By 2017, Henrion and Mindie co-founder Clément Raffenoux were back building a new startup. They raised a small pre-seed round from SV Angel, Shrug Captial, Product Hunt’s Ryan Hoover, and some angel investors and experimented with the Popshow video reactions app. Then the pair decided to explore the anonymous app space. But rather than being completely anonymous and public, YOLO lets users privately review questions, decide which they want to answer and who to share that content with via Snapchat, and include a selfie when they share so respondents know there’s a real person on the other side. “We feel that anonymity can unlock super good behaviors. We think we’re more empathic, more human than other anonymous apps before us” Henrion explains.

The result was “1000X what we expected” Henrion beams. And he insists the growth is totally organic. “We tried some shitty things just to try them, but they don’t work” including replying from Popshow’s account to thousands of people who tweeted ‘I miss Vine’. “I don’t believe in fake growth anymore. We just literally put it in the store, people typed YOLO into search, and the loop was so effective that the product caught on.”

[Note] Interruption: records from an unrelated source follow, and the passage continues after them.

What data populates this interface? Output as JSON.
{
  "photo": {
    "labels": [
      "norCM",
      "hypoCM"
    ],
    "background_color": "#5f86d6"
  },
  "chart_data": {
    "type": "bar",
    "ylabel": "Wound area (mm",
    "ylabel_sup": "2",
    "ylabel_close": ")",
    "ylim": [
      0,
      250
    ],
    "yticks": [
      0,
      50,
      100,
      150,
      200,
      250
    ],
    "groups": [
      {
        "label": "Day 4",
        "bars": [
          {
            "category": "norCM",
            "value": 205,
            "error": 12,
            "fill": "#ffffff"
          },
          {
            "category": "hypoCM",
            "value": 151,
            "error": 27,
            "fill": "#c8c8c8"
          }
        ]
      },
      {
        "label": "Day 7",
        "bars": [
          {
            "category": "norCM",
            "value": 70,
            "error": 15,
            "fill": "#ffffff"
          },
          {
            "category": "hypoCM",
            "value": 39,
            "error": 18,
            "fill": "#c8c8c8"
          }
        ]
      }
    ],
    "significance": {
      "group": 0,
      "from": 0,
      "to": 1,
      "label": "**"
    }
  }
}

YOLO lets you ask for anonymous questions via your Snapchat Story, receive them on YOLO, and then post the answers back to Snapchat

The challenge will be maintaining YOLO’s momentum. Another anonymous Q&A app called TBH raced to the #1 app spot in September 2017, got acquired by Facebook 3 weeks later, but fell out of the top 500 apps by the end of November before being shut down last year. Teens are extremely fickle. If they deem YOLO “over”, get bored due to a lack of new features, are overwhelemed by harassment, or a new fad arises, it could crash out of the charts. Henrion says his team is scrambling to evolve YOLO into something more expansive without losing simplicity, while developing automated tools to weed out bullies.

There’s also the threat of Snapchat just building similar anonymous Q&A functionality into its own app. But that’s the risk of building atop any platform that otherwise massively reduces an app’s development and marketing costs. This will become a powerful case study that will surely draw tons of developers to Snapchat’s platform. With so much of YOLO powered by Snap Kit, and it all just being an experiment, Henrion won’t lose much if his app dies and he moves on to the next idea.